L'ISS telle qu'elle était il y a vingt ans. NASA (équipage de STS-106), domaine public.
L’ISS telle qu’elle était il y a vingt ans. NASA (équipage de STS-106), domaine public.

Un anniversaire calme mais extrêmement significatif pour la première fois: dans la semaine où cela est écrit, nous avons passé le 20e anniversaire d’une présence humaine continue dans l’espace à bord de l’ISS. La carte géopolitique du monde a peut-être tourbillonné à la surface au cours des deux dernières décennies, mais les astronautes et cosmonautes américains, russes, canadiens, européens et japonais avec tous leurs modules et expériences sont continuellement passés au-dessus de nos têtes dans une île. d’harmonie internationale et d’effort scientifique. Il semble y avoir une incertitude politique sur la durée de service de la station, mais pour l’instant, son avenir semble assuré avec des discussions sur son utilisation dans la recherche pour les missions sur Mars et pour les modules d’expansion commerciale.

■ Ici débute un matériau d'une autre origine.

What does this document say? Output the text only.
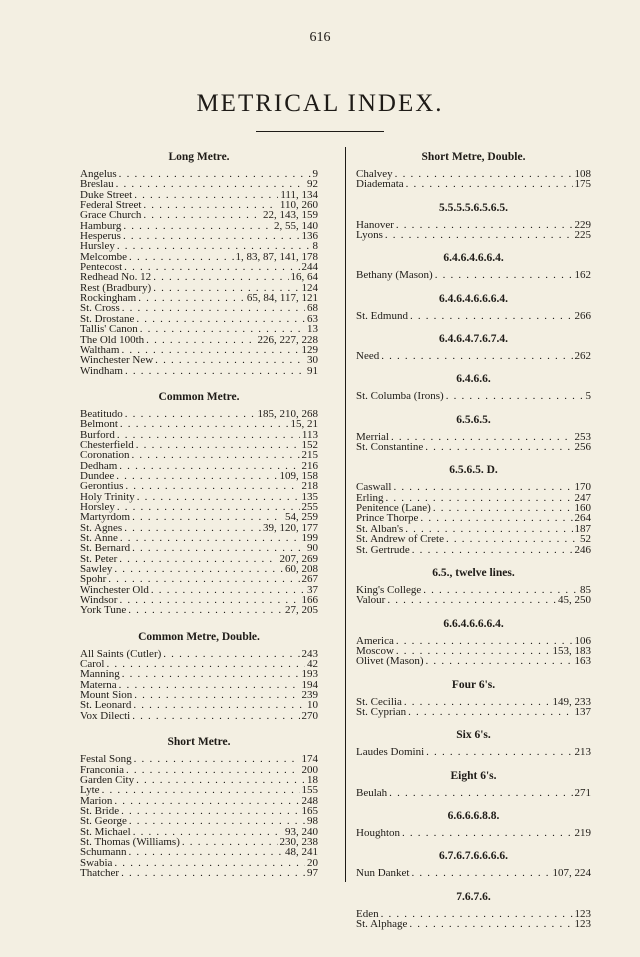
616
METRICAL INDEX.
Long Metre.
Angelus . . .	9
Breslau . . .	92
Duke Street . . .	111, 134
Federal Street . . .	110, 260
Grace Church . . .	22, 143, 159
Hamburg . . .	2, 55, 140
Hesperus . . .	136
Hursley . . .	8
Melcombe . . .	1, 83, 87, 141, 178
Pentecost . . .	244
Redhead No. 12 . . .	16, 64
Rest (Bradbury) . . .	124
Rockingham . . .	65, 84, 117, 121
St. Cross . . .	68
St. Drostane . . .	63
Tallis' Canon . . .	13
The Old 100th . . .	226, 227, 228
Waltham . . .	129
Winchester New . . .	30
Windham . . .	91
Common Metre.
Beatitudo . . .	185, 210, 268
Belmont . . .	15, 21
Burford . . .	113
Chesterfield . . .	152
Coronation . . .	215
Dedham . . .	216
Dundee . . .	109, 158
Gerontius . . .	218
Holy Trinity . . .	135
Horsley . . .	255
Martyrdom . . .	54, 259
St. Agnes . . .	39, 120, 177
St. Anne . . .	199
St. Bernard . . .	90
St. Peter . . .	207, 269
Sawley . . .	60, 208
Spohr . . .	267
Winchester Old . . .	37
Windsor . . .	166
York Tune . . .	27, 205
Common Metre, Double.
All Saints (Cutler) . . .	243
Carol . . .	42
Manning . . .	193
Materna . . .	194
Mount Sion . . .	239
St. Leonard . . .	10
Vox Dilecti . . .	270
Short Metre.
Festal Song . . .	174
Franconia . . .	200
Garden City . . .	18
Lyte . . .	155
Marion . . .	248
St. Bride . . .	165
St. George . . .	98
St. Michael . . .	93, 240
St. Thomas (Williams) . . .	230, 238
Schumann . . .	48, 241
Swabia . . .	20
Thatcher . . .	97
Short Metre, Double.
Chalvey . . .	108
Diademata . . .	175
5.5.5.5.6.5.6.5.
Hanover . . .	229
Lyons . . .	225
6.4.6.4.6.6.4.
Bethany (Mason) . . .	162
6.4.6.4.6.6.6.4.
St. Edmund . . .	266
6.4.6.4.7.6.7.4.
Need . . .	262
6.4.6.6.
St. Columba (Irons) . . .	5
6.5.6.5.
Merrial . . .	253
St. Constantine . . .	256
6.5.6.5. D.
Caswall . . .	170
Erling . . .	247
Penitence (Lane) . . .	160
Prince Thorpe . . .	264
St. Alban's . . .	187
St. Andrew of Crete . . .	52
St. Gertrude . . .	246
6.5., twelve lines.
King's College . . .	85
Valour . . .	45, 250
6.6.4.6.6.6.4.
America . . .	106
Moscow . . .	153, 183
Olivet (Mason) . . .	163
Four 6's.
St. Cecilia . . .	149, 233
St. Cyprian . . .	137
Six 6's.
Laudes Domini . . .	213
Eight 6's.
Beulah . . .	271
6.6.6.6.8.8.
Houghton . . .	219
6.7.6.7.6.6.6.6.
Nun Danket . . .	107, 224
7.6.7.6.
Eden . . .	123
St. Alphage . . .	123
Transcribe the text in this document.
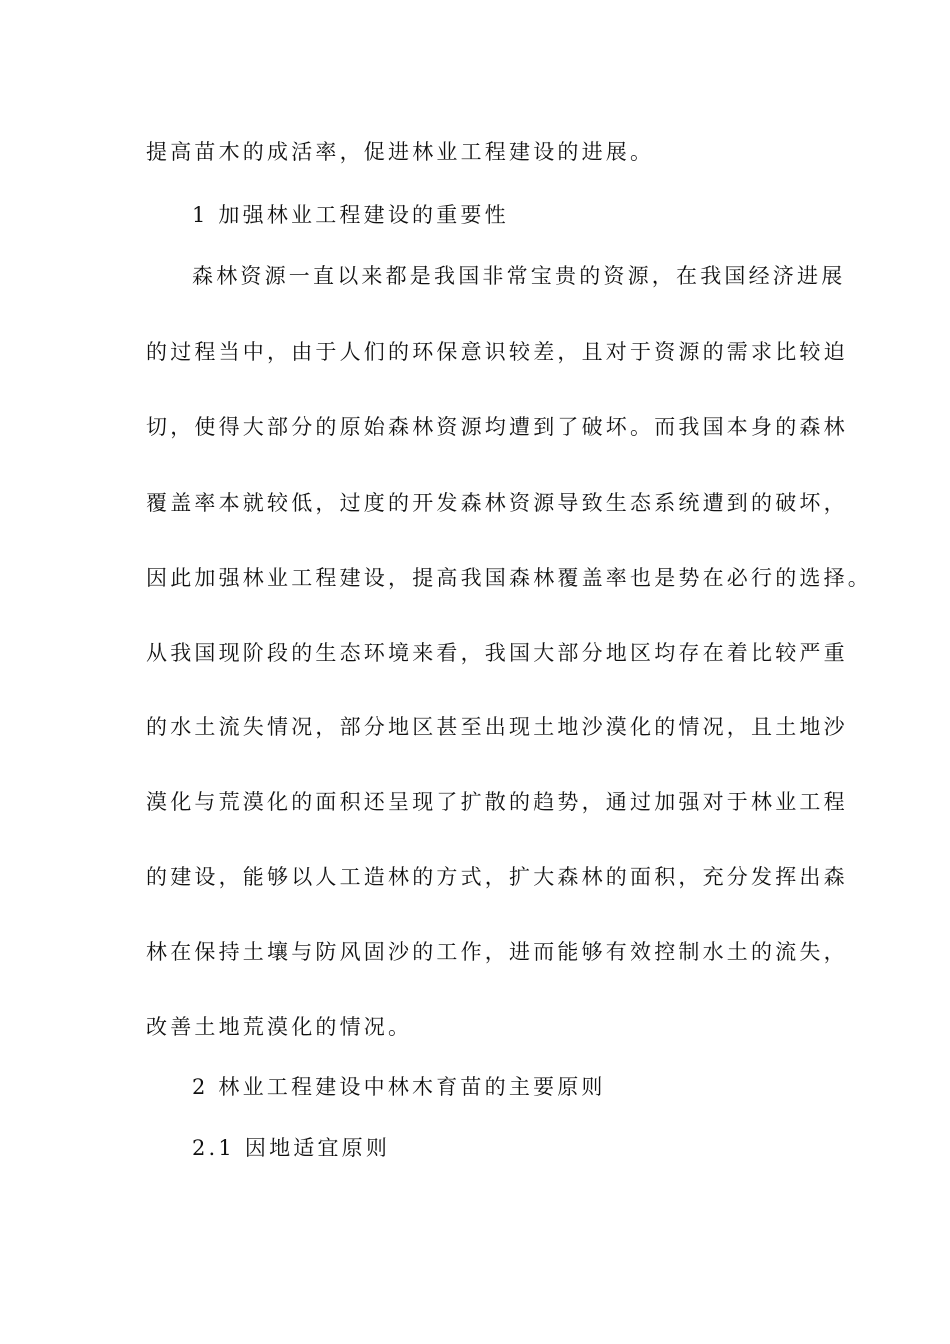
提高苗木的成活率，促进林业工程建设的进展。
1 加强林业工程建设的重要性
森林资源一直以来都是我国非常宝贵的资源，在我国经济进展
的过程当中，由于人们的环保意识较差，且对于资源的需求比较迫
切，使得大部分的原始森林资源均遭到了破坏。而我国本身的森林
覆盖率本就较低，过度的开发森林资源导致生态系统遭到的破坏，
因此加强林业工程建设，提高我国森林覆盖率也是势在必行的选择。
从我国现阶段的生态环境来看，我国大部分地区均存在着比较严重
的水土流失情况，部分地区甚至出现土地沙漠化的情况，且土地沙
漠化与荒漠化的面积还呈现了扩散的趋势，通过加强对于林业工程
的建设，能够以人工造林的方式，扩大森林的面积，充分发挥出森
林在保持土壤与防风固沙的工作，进而能够有效控制水土的流失，
改善土地荒漠化的情况。
2 林业工程建设中林木育苗的主要原则
2.1 因地适宜原则
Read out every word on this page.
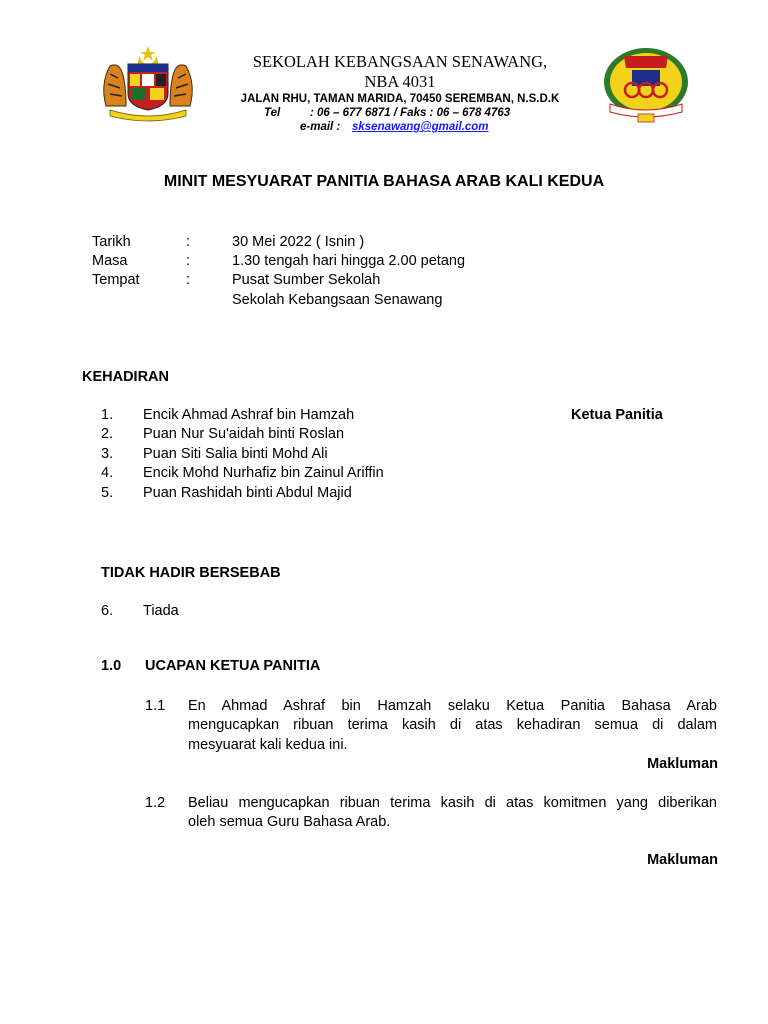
SEKOLAH KEBANGSAAN SENAWANG,
NBA 4031
JALAN RHU, TAMAN MARIDA, 70450 SEREMBAN, N.S.D.K
Tel	: 06 – 677 6871 / Faks : 06 – 678 4763
e-mail : sksenawang@gmail.com
MINIT MESYUARAT PANITIA BAHASA ARAB KALI KEDUA
Tarikh	:	30 Mei 2022 ( Isnin )
Masa	:	1.30 tengah hari hingga 2.00 petang
Tempat	:	Pusat Sumber Sekolah
Sekolah Kebangsaan Senawang
KEHADIRAN
1. Encik Ahmad Ashraf bin Hamzah	Ketua Panitia
2. Puan Nur Su'aidah binti Roslan
3. Puan Siti Salia binti Mohd Ali
4. Encik Mohd Nurhafiz bin Zainul Ariffin
5. Puan Rashidah binti Abdul Majid
TIDAK HADIR BERSEBAB
6. Tiada
1.0 UCAPAN KETUA PANITIA
1.1 En Ahmad Ashraf bin Hamzah selaku Ketua Panitia Bahasa Arab
mengucapkan ribuan terima kasih di atas kehadiran semua di dalam
mesyuarat kali kedua ini.
Makluman
1.2 Beliau mengucapkan ribuan terima kasih di atas komitmen yang diberikan
oleh semua Guru Bahasa Arab.
Makluman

Le projet mondial de haut débit par satellite Starlink de SpaceX a fait les manchettes. Comme le savent tous les observateurs de l’espace à long terme, il existe un taux d’échec parmi les satellites et il n’est pas rare que des engins soient perdus avant de pouvoir entrer en service, et dans ce cas, Starlink ne fait pas exception. Leur chiffre d’échec a été rapporté à 2,5% conduisant à un millier de satellites morts en orbite à l’achèvement de la constellation, mais calculs révisés de l’astronome Jonathan McDowell montrent une amélioration impressionnante par rapport aux différentes séries de lancements. Les derniers lancements affichent un taux d’échec de seulement 0,2%, ce qui correspond presque certainement à un impressionnant travail en coulisse des ingénieurs de SpaceX.

Si vous vous souvenez de Nokia uniquement pour sa domination du marché de la téléphonie mobile grand public il y a plus de dix ans, vous ne savez peut-être pas qu’il reste un acteur majeur dans le monde de l’infrastructure de téléphonie cellulaire, même si les jours de gloire de leurs téléphones sont derrière eux. À ce titre, ils ont été sélectionnés par la NASA pour déployer le premier réseau cellulaire 4G hors planète, sur la surface lunaire. Donc, si vous êtes dans un endroit avec un mauvais signal sur Terre, vous pouvez maintenant vous plaindre que même astronautes ayez un meilleur service que vous! Blagues à part, le réseau ne sera pas une extension de ceux que nous utilisons ici. Au lieu de cela, il utilisera les technologies 4G pour fournir une communication fiable sur la lune pour la voix, la vidéo et la télémétrie sur toute la surface de la zone d’opérations de la NASA. Le système se composera de stations de base renforcées dans l’espace et miniaturisées qui seront déployées de manière robotique.Il est donc peu probable que des ingénieurs de tour de cellules d’astronautes travaillent sur la Lune de si tôt.

L’histoire à surveiller cette semaine sera le lancement de la mission Crew-1 de SpaceX vers l’ISS le 14 novembre. Nous avons tous vu la première mission de test habitée de Crew Dragon plus tôt dans l’année, et cela constituera le premier lancement opérationnel de la capsule par l’équipage. Cette mission a été retardée depuis août en raison de problèmes techniques que les ingénieurs de SpaceX doivent régler. Nous leur souhaitons plein succès et nous laisserons échapper un soupir de soulagement lorsque nous verrons l’écoutille s’ouvrir et les voir monter à bord de leur nouvelle maison en orbite.